Fuck this guy. “Let’s skip the bullshit, shall we?” I
say. “Why did you want us to come?”
He raises his chin, turns to Mara. “Because I think you know where she is.”
“You’re mistaken,” I say for her.
“Am I?” He’s still talking to her. She doesn’t respond. Doesn’t defend herself. So of course, I do.
“I don’t know what Stella might’ve told you—” I start.
“Everything,” Leo says. “She told me everything.” He looks at Jamie then. “Which makes me pretty wary. And she’s not here to read your minds to tell us whether you’re lying or not.”
“Why would we lie?” Mara asks, but her voice sounds strange.
“Why would Stella leave you and be willing to go back home to a stepfather who abused her?”
My conversation with her bobs up in my memory like a dead fish.
“Leo found me, told me I had a choice—he’d help me get home if I wanted to go, but also said I had a place with them if I ever wanted it.”
“So you went home with a perfect stranger?”
“Safer than staying with my so-called friends.”
“And your family?”
“Not everyone has a perfect home life.”
Fuck. Fuck.
But Mara’s voice is even, not the least bit thrown. “Because she disagreed with a decision I made.”
“To kill people.” The words slither out of Leo’s mouth.
Mara simply shrugs. All the jittery chattery energy she’d had in our flat is gone. She’s completely calm.
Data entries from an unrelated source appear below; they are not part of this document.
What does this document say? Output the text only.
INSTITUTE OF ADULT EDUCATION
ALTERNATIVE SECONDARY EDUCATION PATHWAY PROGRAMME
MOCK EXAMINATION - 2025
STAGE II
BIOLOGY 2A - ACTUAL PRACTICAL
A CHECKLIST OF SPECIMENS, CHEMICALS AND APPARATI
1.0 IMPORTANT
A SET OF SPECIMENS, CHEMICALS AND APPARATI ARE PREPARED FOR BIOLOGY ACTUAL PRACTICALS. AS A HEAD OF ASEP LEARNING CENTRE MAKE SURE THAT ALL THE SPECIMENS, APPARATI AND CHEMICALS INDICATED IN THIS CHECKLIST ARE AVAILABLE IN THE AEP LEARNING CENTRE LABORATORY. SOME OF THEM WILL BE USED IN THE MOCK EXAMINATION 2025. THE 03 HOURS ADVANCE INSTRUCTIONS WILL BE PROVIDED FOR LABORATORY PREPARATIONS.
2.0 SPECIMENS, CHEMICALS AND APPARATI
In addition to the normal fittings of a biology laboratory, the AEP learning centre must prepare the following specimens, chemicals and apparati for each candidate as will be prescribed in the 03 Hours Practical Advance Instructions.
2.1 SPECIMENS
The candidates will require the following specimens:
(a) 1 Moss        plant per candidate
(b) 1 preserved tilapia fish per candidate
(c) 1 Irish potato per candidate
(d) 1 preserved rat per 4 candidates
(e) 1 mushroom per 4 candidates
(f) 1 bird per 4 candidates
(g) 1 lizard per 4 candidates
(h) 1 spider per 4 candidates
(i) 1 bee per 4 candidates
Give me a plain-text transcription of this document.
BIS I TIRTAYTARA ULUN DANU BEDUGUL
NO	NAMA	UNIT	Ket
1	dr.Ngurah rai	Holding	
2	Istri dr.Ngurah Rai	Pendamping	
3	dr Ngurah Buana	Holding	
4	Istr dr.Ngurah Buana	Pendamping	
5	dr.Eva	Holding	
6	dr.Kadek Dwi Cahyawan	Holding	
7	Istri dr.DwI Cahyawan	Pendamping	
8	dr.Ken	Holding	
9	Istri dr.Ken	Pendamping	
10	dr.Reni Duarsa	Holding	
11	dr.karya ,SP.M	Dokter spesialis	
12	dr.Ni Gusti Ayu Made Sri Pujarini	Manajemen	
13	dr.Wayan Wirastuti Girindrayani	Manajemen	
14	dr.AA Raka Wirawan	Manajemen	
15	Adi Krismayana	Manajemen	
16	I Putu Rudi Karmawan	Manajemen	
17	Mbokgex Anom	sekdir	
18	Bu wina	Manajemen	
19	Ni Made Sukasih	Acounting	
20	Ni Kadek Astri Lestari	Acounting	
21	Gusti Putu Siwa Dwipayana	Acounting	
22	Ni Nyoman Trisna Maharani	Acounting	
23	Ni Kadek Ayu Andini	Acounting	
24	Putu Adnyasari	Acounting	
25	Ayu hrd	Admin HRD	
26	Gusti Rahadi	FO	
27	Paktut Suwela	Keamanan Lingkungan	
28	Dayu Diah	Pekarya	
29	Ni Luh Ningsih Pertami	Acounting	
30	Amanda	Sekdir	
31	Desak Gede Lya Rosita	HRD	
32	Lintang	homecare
“Right,” Leo says derisively. “Forgive me if I’m kind of concerned that you might not have her best interests at heart.”
Mara’s face is stone smooth, expressionless. “I wouldn’t kill Stella, if that’s what you’re asking.”
I try and listen to Mara’s heartbeat—it seems loud, clear, steady. She’s not lying. I’m surprised—and disturbed—by my relief.
“We want to find out why this is happening as badly as you do,” I say.
“Really?” He rounds on me. “How’s that?”
Forget this afternoon. Forget the professor. Forget my father. “Because every time one of us commits suicide, I fucking feel it,” I say, aiming my mind on that. “Their suffering and regret and fear. You think that’s fun, do you?”